Während Harry sich langsam weiterentwickelt, bleiben seine Welt und seine Gegner weitgehend gleich. Genre-Literatur hat das wenig beneidenswerte Ziel, die Erwartungen der Fans zu erfüllen. Die Fans erwarten bestimmte Elemente und Charaktere: eine Prise übernatürliche Action, einige witzige Bemerkungen und Anspielungen auf die Popkultur, eine ständig wachsende und verschlungene Mythologie und eine Reihe von Figuren, die ihnen vertraut, wenn auch nicht immer sympathisch sind.
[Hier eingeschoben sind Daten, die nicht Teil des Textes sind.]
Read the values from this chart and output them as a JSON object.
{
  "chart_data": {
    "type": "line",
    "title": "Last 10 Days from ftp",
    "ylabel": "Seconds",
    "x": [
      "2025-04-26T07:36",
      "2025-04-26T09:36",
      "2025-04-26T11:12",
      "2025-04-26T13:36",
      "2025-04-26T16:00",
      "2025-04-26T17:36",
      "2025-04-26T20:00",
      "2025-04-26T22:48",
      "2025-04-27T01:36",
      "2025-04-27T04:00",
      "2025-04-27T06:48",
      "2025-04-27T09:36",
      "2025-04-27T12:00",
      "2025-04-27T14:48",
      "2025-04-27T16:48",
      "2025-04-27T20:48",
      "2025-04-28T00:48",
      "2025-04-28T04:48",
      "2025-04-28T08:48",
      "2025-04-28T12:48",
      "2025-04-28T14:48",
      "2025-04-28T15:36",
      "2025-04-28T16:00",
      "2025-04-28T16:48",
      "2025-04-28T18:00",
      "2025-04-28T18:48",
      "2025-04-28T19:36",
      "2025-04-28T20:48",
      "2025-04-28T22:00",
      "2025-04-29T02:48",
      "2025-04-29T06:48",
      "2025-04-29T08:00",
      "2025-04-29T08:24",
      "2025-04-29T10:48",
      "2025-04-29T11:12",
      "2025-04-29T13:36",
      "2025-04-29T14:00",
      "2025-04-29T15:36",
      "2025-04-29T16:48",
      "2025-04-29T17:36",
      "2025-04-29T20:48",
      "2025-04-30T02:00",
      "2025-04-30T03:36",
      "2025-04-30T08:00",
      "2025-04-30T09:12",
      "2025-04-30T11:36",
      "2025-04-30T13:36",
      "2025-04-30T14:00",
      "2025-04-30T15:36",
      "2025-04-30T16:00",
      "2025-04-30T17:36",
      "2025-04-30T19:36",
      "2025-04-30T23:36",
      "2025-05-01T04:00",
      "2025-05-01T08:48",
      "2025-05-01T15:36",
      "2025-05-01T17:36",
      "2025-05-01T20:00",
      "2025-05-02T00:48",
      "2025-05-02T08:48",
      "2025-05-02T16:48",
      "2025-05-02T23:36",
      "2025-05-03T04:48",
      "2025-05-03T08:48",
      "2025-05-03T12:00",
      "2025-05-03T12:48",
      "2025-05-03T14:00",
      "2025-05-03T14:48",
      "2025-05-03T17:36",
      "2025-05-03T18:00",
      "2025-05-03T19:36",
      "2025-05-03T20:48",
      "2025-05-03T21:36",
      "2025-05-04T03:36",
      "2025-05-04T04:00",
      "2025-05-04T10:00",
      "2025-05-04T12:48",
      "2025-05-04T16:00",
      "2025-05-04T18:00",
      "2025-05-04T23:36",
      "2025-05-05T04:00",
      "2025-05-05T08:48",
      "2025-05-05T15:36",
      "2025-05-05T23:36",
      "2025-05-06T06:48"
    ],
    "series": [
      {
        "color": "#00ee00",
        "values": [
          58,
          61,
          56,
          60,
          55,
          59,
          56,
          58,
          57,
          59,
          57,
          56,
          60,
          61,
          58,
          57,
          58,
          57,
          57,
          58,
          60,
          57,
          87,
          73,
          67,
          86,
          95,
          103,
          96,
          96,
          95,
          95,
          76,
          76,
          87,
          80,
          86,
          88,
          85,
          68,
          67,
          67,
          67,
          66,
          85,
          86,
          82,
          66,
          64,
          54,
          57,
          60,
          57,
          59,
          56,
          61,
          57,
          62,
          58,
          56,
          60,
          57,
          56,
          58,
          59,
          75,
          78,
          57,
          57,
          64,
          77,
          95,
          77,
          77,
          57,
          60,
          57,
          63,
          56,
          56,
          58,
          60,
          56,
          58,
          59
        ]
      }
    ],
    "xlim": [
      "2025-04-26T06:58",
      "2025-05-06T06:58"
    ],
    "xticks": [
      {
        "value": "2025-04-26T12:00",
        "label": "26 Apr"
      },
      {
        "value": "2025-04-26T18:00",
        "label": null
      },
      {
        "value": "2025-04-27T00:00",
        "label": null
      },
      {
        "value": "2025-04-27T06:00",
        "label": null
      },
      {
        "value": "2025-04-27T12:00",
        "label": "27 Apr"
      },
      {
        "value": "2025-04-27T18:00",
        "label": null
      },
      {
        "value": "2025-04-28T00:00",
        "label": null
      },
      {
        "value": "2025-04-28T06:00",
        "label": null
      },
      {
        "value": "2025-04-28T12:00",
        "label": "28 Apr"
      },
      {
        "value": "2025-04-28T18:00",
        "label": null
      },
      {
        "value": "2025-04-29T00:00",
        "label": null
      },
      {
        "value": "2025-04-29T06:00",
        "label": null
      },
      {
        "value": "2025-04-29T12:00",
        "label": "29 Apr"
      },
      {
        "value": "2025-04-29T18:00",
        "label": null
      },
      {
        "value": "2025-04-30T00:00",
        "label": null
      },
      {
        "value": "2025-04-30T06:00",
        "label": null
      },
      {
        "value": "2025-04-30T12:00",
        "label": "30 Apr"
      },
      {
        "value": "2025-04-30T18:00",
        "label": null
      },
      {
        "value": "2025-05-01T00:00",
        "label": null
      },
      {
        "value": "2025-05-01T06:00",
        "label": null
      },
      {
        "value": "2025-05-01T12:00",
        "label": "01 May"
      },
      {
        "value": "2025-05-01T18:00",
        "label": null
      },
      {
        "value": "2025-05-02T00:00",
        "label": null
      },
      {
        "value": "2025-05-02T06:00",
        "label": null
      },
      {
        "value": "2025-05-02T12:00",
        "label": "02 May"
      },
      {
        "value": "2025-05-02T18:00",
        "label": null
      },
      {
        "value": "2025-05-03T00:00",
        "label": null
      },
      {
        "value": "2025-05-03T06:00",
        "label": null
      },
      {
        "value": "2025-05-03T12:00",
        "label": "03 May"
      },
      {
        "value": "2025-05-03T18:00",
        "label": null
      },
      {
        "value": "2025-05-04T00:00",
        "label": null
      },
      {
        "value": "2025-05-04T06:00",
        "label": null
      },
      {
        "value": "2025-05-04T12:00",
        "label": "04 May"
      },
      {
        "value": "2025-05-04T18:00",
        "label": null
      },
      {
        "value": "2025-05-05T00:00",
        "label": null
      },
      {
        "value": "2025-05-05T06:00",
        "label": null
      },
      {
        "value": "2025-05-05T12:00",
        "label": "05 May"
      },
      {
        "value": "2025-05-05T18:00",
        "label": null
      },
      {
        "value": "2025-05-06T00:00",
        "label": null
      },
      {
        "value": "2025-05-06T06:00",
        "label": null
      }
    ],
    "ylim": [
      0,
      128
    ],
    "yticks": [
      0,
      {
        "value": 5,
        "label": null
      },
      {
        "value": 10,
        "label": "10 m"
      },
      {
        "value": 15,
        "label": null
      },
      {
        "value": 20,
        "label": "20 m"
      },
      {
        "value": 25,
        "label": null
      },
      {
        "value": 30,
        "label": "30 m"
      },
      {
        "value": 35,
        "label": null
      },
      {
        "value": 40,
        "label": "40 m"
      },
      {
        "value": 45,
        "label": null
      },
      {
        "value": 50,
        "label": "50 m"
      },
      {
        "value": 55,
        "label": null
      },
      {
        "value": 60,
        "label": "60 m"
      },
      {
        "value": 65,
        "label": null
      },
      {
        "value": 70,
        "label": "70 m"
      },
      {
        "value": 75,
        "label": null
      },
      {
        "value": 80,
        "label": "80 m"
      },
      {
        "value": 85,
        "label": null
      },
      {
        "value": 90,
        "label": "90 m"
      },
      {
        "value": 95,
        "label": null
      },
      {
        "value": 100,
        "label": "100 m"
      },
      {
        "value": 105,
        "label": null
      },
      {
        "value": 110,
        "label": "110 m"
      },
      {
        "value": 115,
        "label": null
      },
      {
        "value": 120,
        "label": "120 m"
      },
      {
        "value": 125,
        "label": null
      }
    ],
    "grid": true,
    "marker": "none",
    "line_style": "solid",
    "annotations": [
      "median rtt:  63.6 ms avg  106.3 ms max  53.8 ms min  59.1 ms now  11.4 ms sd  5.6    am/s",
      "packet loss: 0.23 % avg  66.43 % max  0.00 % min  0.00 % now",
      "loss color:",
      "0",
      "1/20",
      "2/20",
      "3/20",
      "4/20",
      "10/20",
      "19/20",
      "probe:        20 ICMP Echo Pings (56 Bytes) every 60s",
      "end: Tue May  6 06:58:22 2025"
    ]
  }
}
Die Veränderung von Harrys körperlichem Zustand ändert nicht viel an seiner Persönlichkeit oder seinem detektivischen Konzept. Er ist vielleicht ein bisschen introspektiver als im ersten Buch, eine natürliche Entwicklung des Älterwerdens, aber er ist immer noch derselbe Klugscheißer. Es gibt neue Hindernisse, die es zu überwinden gilt, neue Methoden im Umgang mit Widersachern, aber nichts allzu Radikales. Diejenigen, die die Serie bereits verworfen haben, werden hier wahrscheinlich nichts finden, was sie wieder anlockt; bei so viel Hintergrundgeschichte sollten diejenigen, die die Dresden-Files noch nicht kennen, woanders anfangen. Für die Anhänger der Serie dürfte es ein angenehmes Vergnügen sein, zu sehen, dass die Serie eben nicht einfach mit dem Tod des Helden endet. Der Fortgang der Handlung fühlt sich eher wie ein Seitenschritt als ein Sprung nach vorn an. Trotz der unklaren Position des Helden ist es klar, dass diese Serie weiterleben wird, solange die Fans zufrieden sind.